Businesses that are not themselves physically damaged or forced to close can gain access possible business interruption warranty, triggered by loss or damage to suppliers or customers located outside the insured premises. Although the insured premises need not be physically damaged, it must have coverage for the type of loss or damage that has affected its suppliers or customers. Contingent business interruption is a standard provision in many home insurance policies, although small business policyholders are often unaware of it.

Also potentially at stake after a forest fire is civil authority warranty, triggered when loss or damage outside the insured premises results in a civil authority order restricting access to the insured premises. Likewise, enter exit the cover insures loss of profit when remote loss or damage itself restricts access to the insured premises. Again, damage to the property of the insured is not necessary to trigger this cover – although generally the losses must result from loss or damage of a type covered by the insurance policy. These coverages are also ones that may escape the awareness of small businesses.

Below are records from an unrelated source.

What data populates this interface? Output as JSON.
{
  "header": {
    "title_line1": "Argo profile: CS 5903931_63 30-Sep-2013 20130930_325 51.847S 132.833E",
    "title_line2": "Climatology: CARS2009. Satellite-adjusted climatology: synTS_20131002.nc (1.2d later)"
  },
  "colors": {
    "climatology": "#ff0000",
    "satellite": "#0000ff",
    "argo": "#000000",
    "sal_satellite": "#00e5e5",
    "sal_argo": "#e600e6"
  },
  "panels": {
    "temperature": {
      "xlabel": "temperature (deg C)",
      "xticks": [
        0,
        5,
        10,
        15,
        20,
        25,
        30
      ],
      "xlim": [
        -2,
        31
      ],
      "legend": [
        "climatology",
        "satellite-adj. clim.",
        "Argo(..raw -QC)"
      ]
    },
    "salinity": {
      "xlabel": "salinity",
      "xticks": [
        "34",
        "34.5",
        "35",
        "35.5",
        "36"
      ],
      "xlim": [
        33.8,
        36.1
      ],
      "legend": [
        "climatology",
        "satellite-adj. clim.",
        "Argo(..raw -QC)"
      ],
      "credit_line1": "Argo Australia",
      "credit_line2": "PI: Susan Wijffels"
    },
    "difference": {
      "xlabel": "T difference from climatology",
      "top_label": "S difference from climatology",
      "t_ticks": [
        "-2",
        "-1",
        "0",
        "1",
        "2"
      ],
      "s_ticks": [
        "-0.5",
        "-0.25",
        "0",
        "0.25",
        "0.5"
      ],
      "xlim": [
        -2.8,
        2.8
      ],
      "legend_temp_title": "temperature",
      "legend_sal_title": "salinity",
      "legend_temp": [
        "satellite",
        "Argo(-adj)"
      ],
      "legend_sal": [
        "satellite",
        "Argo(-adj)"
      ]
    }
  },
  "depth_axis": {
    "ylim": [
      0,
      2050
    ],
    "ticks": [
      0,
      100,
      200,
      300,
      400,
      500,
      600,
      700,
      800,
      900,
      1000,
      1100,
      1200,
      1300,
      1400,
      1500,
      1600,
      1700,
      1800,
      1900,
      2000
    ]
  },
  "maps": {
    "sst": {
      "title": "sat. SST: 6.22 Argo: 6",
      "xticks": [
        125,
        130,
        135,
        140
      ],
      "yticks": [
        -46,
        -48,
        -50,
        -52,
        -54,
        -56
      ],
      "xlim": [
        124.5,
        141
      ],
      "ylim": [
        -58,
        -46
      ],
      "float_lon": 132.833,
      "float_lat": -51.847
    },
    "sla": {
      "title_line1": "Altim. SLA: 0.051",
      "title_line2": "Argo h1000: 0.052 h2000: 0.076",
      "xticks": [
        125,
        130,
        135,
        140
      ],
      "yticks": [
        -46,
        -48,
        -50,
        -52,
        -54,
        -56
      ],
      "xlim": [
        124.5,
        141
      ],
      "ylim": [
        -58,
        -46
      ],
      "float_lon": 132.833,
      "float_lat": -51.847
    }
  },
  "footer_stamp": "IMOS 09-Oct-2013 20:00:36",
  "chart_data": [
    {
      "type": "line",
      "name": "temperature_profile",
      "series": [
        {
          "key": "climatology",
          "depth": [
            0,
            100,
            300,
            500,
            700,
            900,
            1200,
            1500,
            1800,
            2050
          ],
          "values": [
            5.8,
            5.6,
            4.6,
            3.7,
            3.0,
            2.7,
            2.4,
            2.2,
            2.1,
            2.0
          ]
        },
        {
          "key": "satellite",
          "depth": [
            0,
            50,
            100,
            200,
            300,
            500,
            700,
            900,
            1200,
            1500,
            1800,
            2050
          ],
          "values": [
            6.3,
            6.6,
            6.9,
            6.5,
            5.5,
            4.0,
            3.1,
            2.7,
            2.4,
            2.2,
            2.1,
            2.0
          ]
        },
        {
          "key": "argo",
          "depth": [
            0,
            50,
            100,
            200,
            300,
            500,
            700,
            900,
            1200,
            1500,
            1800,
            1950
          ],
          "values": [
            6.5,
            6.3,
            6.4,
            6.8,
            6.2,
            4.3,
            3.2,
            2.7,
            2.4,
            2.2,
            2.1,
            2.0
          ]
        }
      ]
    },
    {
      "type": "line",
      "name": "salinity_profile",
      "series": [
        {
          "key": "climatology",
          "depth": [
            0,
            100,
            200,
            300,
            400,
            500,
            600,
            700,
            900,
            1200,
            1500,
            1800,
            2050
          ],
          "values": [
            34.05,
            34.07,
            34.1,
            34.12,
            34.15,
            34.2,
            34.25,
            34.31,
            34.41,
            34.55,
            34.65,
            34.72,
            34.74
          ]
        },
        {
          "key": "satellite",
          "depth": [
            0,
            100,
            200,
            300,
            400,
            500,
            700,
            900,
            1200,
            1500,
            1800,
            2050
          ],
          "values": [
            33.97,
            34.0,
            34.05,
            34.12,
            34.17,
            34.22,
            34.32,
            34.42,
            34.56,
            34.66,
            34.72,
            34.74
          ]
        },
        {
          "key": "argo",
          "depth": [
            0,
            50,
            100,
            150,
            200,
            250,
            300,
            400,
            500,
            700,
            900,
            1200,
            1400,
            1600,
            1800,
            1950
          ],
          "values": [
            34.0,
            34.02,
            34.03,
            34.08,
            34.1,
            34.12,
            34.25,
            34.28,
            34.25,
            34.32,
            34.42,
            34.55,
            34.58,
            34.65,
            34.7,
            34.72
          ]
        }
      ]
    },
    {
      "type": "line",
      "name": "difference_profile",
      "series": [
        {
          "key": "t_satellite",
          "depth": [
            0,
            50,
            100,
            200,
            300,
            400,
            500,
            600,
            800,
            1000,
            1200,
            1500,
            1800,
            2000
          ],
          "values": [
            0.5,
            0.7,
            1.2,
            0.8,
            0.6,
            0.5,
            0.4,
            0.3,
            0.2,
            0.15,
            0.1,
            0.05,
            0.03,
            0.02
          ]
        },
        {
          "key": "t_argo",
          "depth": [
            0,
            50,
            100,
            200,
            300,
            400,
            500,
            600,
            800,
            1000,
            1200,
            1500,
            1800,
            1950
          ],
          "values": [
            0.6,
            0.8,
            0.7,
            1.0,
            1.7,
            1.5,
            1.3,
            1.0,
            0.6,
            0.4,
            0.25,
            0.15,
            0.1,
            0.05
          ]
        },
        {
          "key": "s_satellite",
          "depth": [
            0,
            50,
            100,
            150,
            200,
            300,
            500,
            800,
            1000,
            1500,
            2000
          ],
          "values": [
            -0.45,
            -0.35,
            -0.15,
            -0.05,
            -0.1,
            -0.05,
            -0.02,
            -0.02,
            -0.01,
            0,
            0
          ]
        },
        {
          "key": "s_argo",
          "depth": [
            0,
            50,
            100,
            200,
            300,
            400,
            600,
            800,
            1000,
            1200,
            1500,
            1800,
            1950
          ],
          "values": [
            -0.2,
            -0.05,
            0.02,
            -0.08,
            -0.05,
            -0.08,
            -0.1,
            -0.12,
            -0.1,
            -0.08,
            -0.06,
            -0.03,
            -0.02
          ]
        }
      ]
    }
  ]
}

Coverage of additional expenses applies to costs (other than repair or reconstruction) incurred by the insured to continue its activities as a result of material damage, such as moving to a temporary site and the equipment of this site. This coverage is often defined very broadly and very valuable.

Calculating the full range of lost business revenue due to property damage, disruption to the surrounding area, and shutdowns by order of civil authorities is a complex task. The more complete the documentation, the more likely the policyholder is to receive full or nearly full acceptance of the insurance company‘s claim – or, if necessary, rebuff the insurance company’s attempts to limit claim payments or deny the claim. To this end, the services of a public expert, knowledgeable in how insurance companies calculate losses, can be invaluable.

Although outright denials of coverage for fire damage claims are rare, delays and disputes by insurance companies regarding amounts claimed, recovery period for business interruption losses, measures taken to mitigate the damage and a host of other problems are all too common.

Current economic conditions may complicate recovery in a number of ways. Insurance companies may try to minimize losses from business interruptions, saying business has been depressed by the pandemic. Supply chain disruptions and general shortages of building materials and labor can increase reconstruction costs and lengthen lead times.

Recognizing this latter issue, the Colorado Division of Insurance has directed homeowners insurance companies to “consider all circumstances affecting the claim, including, but not limited to, labor shortages.” and material and other circumstances affecting the claim but not directly caused by the disaster. claim” and to “set the time limits in the policy for the policyholder to complete the repair or replacement of the damaged part of the property necessary for the issue of payment of the value of the replacement cost.” Although these guidelines target owner policies, they can also send a signal to business owners to be proactive in seeking such forbearance.

Fortunately for policyholders in Colorado, an insurance company can be held liable for a bad faith breach of an insurance contract when it unreasonably withholds or delays payments due under the policy. Policyholders can also assert bad faith claims under Colorado law, which provides for double damages and attorney’s fees, when an insurance company refuses or delays to unreasonable manner the payment of the claim. Collar. Rev. Stat. Ann. §§ 10-3-1115, 10-3-1116.

Dealing with the consequences of a disaster means trying under the best of circumstances. Insurance can provide crucial relief – and policyholders must ensure that they receive what is owed to them by insurance. Maximum recovery depends on understanding the full range of your coverage, working with an experienced team to help the insurance company understand the claim, and insisting that all available coverages are included and taken. taken into account in the payment of the claim.

The content of this article is intended to provide a general guide on the subject. Specialist advice should be sought regarding your particular situation.